La narratrice écrit sur le cahier qu'elle trouve chez Lola : « Lola disait que des puces, il y en avait même sur l'écorce des arbres. Quelqu'un lui a répondu que ce n'étaient pas des puces, mais des pucerons, des parasites des plantes. Lola écrit dans son cahier : les puces qu'on voit sur les feuilles sont encore pires. On le lui a dit : elles ne vont pas sur les gens, car ils n'ont pas de feuilles. Lola écrit : quand le soleil tape, elles grimpent partout, même sur le vent. Des feuilles, nous en avons tous. Elles tombent dès qu'on ne grandit plus, l'enfance étant terminée. Et elles reviennent quand on se ratatine, l'amour étant terminé. Les feuilles poussent à leur idée, écrit Lola, comme les hautes herbes. Deux ou trois enfants du village n'ont pas de feuilles, mais une grande enfance. Ce sont des enfants uniques, parce qu'ils ont un père et une mère ayant fait des études. Quant aux enfants d'un certain âge, les pucerons les rajeunissent : en enfant de quatre ans n'en a plus que trois, un des trois ans n'en a plus qu'un. Même un enfant de six mois, écrit Lola, ou un nouveau-né. Et plus les pucerons s'attaquent aux frères et soeurs, plus l'enfance rapetisse. » (ici aussi l'on peut voir l'importance des détails, ce qui contribue à la construction du roman, de même que les images, les métaphores, etc. Encore une fois, on peut voir dans ce passage l'importance de l'enfance chez Herta Müller, l'enfance « prisonnière »)

Le style du roman est pur, froid, on peut dire sans se tromper que c'est de la poésie en prose ou quelque chose qui s'en approche. Müller ne donne pas l'impression de plonger profondément dans l'histoire, non plus dans la psychologie de ses personnages. Elle donne l'impression d'une écrivaine qui se tient à l'écart. La prose est fluide mais le déroulement de l'action est un peu saccadé, ce qui est vraisemblablement voulu par l'auteure. Avec le suicide de Lola, il me semble que Müller n'est jamais allée aussi loin dans sa critique du communisme. Plusieurs écrivains seraient tombés dans les descriptions misérabilistes, en décrivant seulement la pauvreté des lieux, la misère des gens, etc. Mais avec Herta Müller, on ne ressent pas vraiment cela, en tout cas on ne ressent pas seulement ce côté « misérable » du récit. Parce que c'est son habitude, elle nous offre toujours une prose avec une multitude de couleurs, alors que les descriptions du communisme chez les autres écrivains sont souvent sombres (avec le gris) : « Couchée sur son lit, Lola n'avait sur elle que des collants épais.
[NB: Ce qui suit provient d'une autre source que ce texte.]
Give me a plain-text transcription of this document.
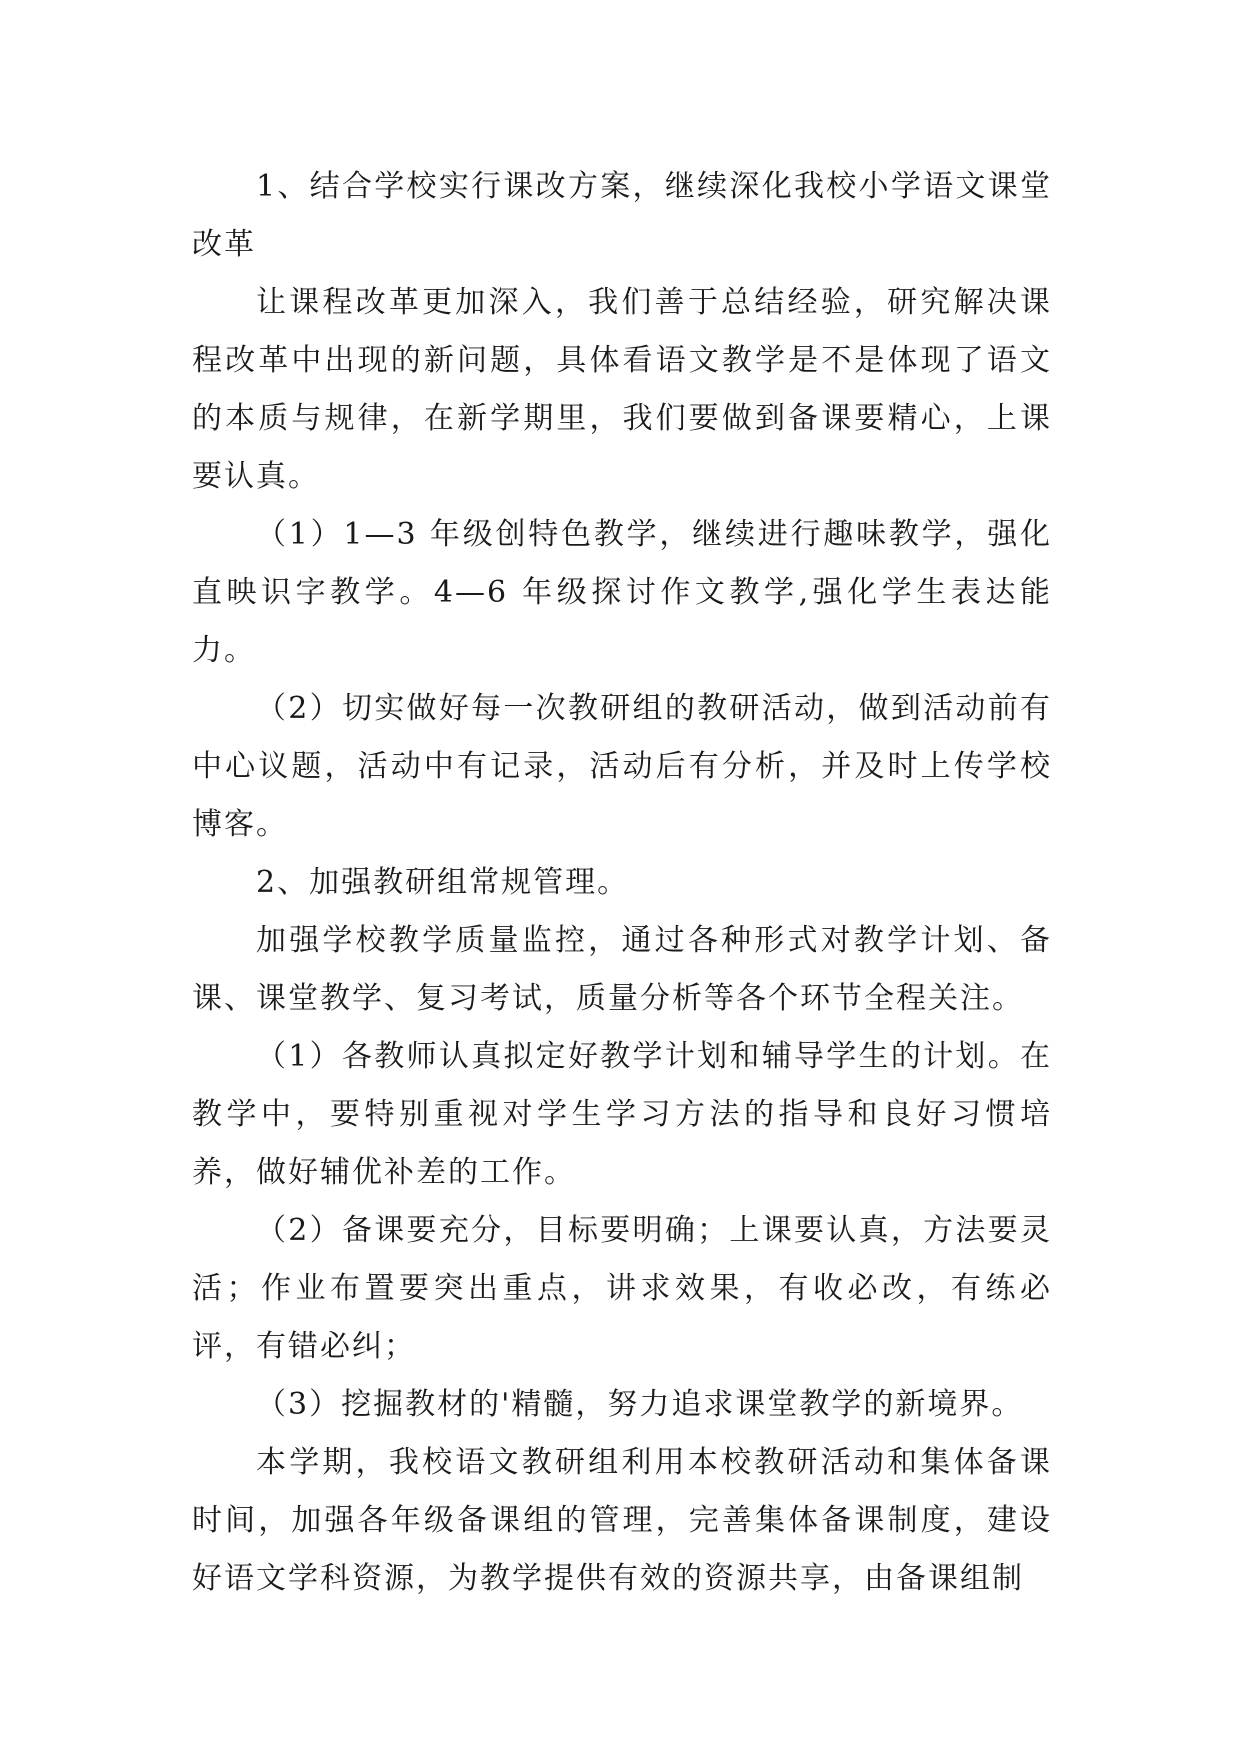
1、结合学校实行课改方案，继续深化我校小学语文课堂改革

让课程改革更加深入，我们善于总结经验，研究解决课程改革中出现的新问题，具体看语文教学是不是体现了语文的本质与规律，在新学期里，我们要做到备课要精心，上课要认真。

（1）1—3 年级创特色教学，继续进行趣味教学，强化直映识字教学。4—6 年级探讨作文教学,强化学生表达能力。

（2）切实做好每一次教研组的教研活动，做到活动前有中心议题，活动中有记录，活动后有分析，并及时上传学校博客。

2、加强教研组常规管理。

加强学校教学质量监控，通过各种形式对教学计划、备课、课堂教学、复习考试，质量分析等各个环节全程关注。

（1）各教师认真拟定好教学计划和辅导学生的计划。在教学中，要特别重视对学生学习方法的指导和良好习惯培养，做好辅优补差的工作。

（2）备课要充分，目标要明确；上课要认真，方法要灵活；作业布置要突出重点，讲求效果，有收必改，有练必评，有错必纠；

（3）挖掘教材的'精髓，努力追求课堂教学的新境界。

本学期，我校语文教研组利用本校教研活动和集体备课时间，加强各年级备课组的管理，完善集体备课制度，建设好语文学科资源，为教学提供有效的资源共享，由备课组制
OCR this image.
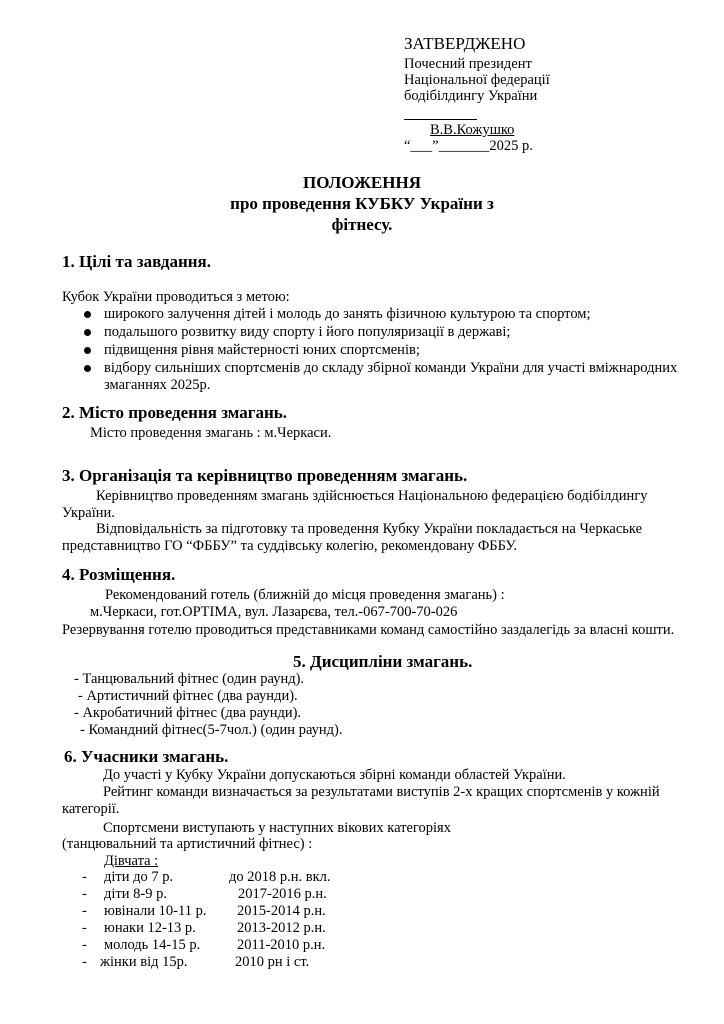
ЗАТВЕРДЖЕНО
Почесний президент
Національної федерації
бодібілдингу України
В.В.Кожушко
“___”_______2025 р.
ПОЛОЖЕННЯ
про проведення КУБКУ України з
фітнесу.
1. Цілі та завдання.
Кубок України проводиться з метою:
широкого залучення дітей і молодь до занять фізичною культурою та спортом;
подальшого розвитку виду спорту і його популяризації в державі;
підвищення рівня майстерності юних спортсменів;
відбору сильніших спортсменів до складу збірної команди України для участі вміжнародних
змаганнях 2025р.
2. Місто проведення змагань.
Місто проведення змагань : м.Черкаси.
3. Організація та керівництво проведенням змагань.
Керівництво проведенням змагань здійснюється Національною федерацією бодібілдингу
України.
Відповідальність за підготовку та проведення Кубку України покладається на Черкаське
представництво ГО “ФББУ” та суддівську колегію, рекомендовану ФББУ.
4. Розміщення.
Рекомендований готель (ближній до місця проведення змагань) :
м.Черкаси, гот.OPTIMA, вул. Лазарєва, тел.-067-700-70-026
Резервування готелю проводиться представниками команд самостійно заздалегідь за власні кошти.
5. Дисципліни змагань.
- Танцювальний фітнес (один раунд).
- Артистичний фітнес (два раунди).
- Акробатичний фітнес (два раунди).
- Командний фітнес(5-7чол.) (один раунд).
6. Учасники змагань.
До участі у Кубку України допускаються збірні команди областей України.
Рейтинг команди визначається за результатами виступів 2-х кращих спортсменів у кожній
категорії.
Спортсмени виступають у наступних вікових категоріях
(танцювальний та артистичний фітнес) :
Дівчата :
- діти до 7 р.	до 2018 р.н. вкл.
- діти 8-9 р.	2017-2016 р.н.
- ювінали 10-11 р. 2015-2014 р.н.
- юнаки 12-13 р.	2013-2012 р.н.
- молодь 14-15 р.	2011-2010 р.н.
- жінки від 15р.	2010 рн і ст.
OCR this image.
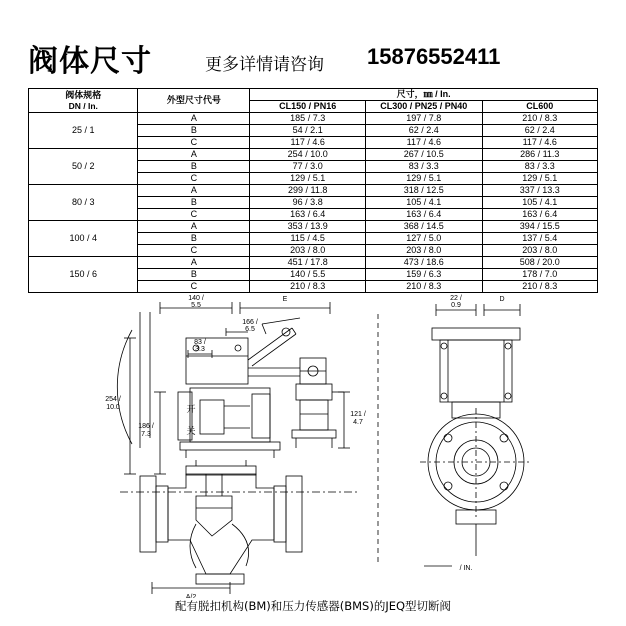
阀体尺寸	更多详情请咨询 15876552411
阀体规格
DN / In.	外型尺寸代号	尺寸，㎜ / In.		
		CL150 / PN16	CL300 / PN25 / PN40	CL600
25 / 1	A	185 / 7.3	197 / 7.8	210 / 8.3
	B	54 / 2.1	62 / 2.4	62 / 2.4
	C	117 / 4.6	117 / 4.6	117 / 4.6
50 / 2	A	254 / 10.0	267 / 10.5	286 / 11.3
	B	77 / 3.0	83 / 3.3	83 / 3.3
	C	129 / 5.1	129 / 5.1	129 / 5.1
80 / 3	A	299 / 11.8	318 / 12.5	337 / 13.3
	B	96 / 3.8	105 / 4.1	105 / 4.1
	C	163 / 6.4	163 / 6.4	163 / 6.4
100 / 4	A	353 / 13.9	368 / 14.5	394 / 15.5
	B	115 / 4.5	127 / 5.0	137 / 5.4
	C	203 / 8.0	203 / 8.0	203 / 8.0
150 / 6	A	451 / 17.8	473 / 18.6	508 / 20.0
	B	140 / 5.5	159 / 6.3	178 / 7.0
	C	210 / 8.3	210 / 8.3	210 / 8.3
140 /
5.5
E
166 /
6.5
83 /
3.3
254 /
10.0
186 /
7.3
121 /
4.7
22 /
0.9
D
开
关
A/2
/ IN.
配有脱扣机构(BM)和压力传感器(BMS)的JEQ型切断阀
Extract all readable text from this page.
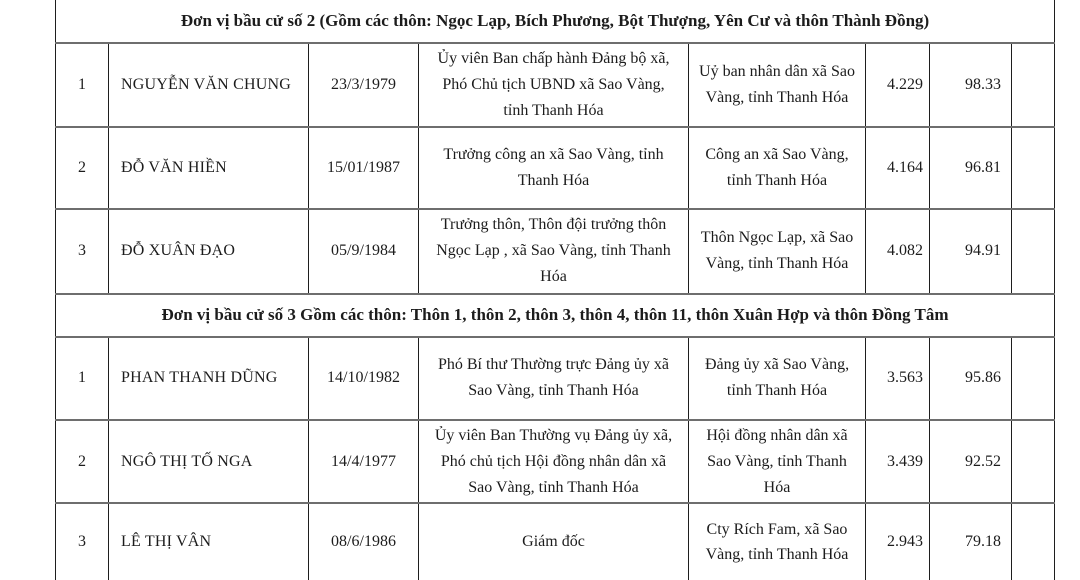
Đơn vị bầu cử số 2 (Gồm các thôn: Ngọc Lạp, Bích Phương, Bột Thượng, Yên Cư và thôn Thành Đồng)							
1	NGUYỄN VĂN CHUNG	23/3/1979	Ủy viên Ban chấp hành Đảng bộ xã, Phó Chủ tịch UBND xã Sao Vàng, tỉnh Thanh Hóa	Uỷ ban nhân dân xã Sao Vàng, tỉnh Thanh Hóa	4.229	98.33	
2	ĐỖ VĂN HIỀN	15/01/1987	Trưởng công an xã Sao Vàng, tỉnh Thanh Hóa	Công an xã Sao Vàng, tỉnh Thanh Hóa	4.164	96.81	
3	ĐỖ XUÂN ĐẠO	05/9/1984	Trưởng thôn, Thôn đội trưởng thôn Ngọc Lạp , xã Sao Vàng, tỉnh Thanh Hóa	Thôn Ngọc Lạp, xã Sao Vàng, tỉnh Thanh Hóa	4.082	94.91	
Đơn vị bầu cử số 3 Gồm các thôn: Thôn 1, thôn 2, thôn 3, thôn 4, thôn 11, thôn Xuân Hợp và thôn Đồng Tâm							
1	PHAN THANH DŨNG	14/10/1982	Phó Bí thư Thường trực Đảng ủy xã Sao Vàng, tỉnh Thanh Hóa	Đảng ủy xã Sao Vàng, tỉnh Thanh Hóa	3.563	95.86	
2	NGÔ THỊ TỐ NGA	14/4/1977	Ủy viên Ban Thường vụ Đảng ủy xã, Phó chủ tịch Hội đồng nhân dân xã Sao Vàng, tỉnh Thanh Hóa	Hội đồng nhân dân xã Sao Vàng, tỉnh Thanh Hóa	3.439	92.52	
3	LÊ THỊ VÂN	08/6/1986	Giám đốc	Cty Rích Fam, xã Sao Vàng, tỉnh Thanh Hóa	2.943	79.18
Le soir, mon frère rentre les moutons à la bergerie, écrit Lola, et il doit traverser un champ de melons. Il a quitté le pâturage en retard, la nuit tombe, les moutons marchent sur les melons, leurs pattes fines s'enfoncent dedans. Mon frère dort à l'étable, et les moutons, toute la nuit, ont les pattes rouges. »

Après La bascule du souffle, ce roman est peut-être mon préféré de Müller. Les personnages emprisonnés dans le système sont à la réalité ce que les personnages de Kafka sont au rêve, à l'imaginaire.

Pour conclure, voici une citation qui représente assez bien l'ensemble du roman, malgré sa brièveté :

« Il ne peut pas y avoir de villes dans une dictature, parce que tout est petit, une fois sous surveillance. »

2 commentaires:

  1. Je n'ai pas lu celui-ci, mais j'apprécie aussi beaucoup cet auteur. Je trouve que ses phrases ont quelque chose de mystérieux, que les récits ne s'absorbent pas comme ça, immédiatement. C'est très fort.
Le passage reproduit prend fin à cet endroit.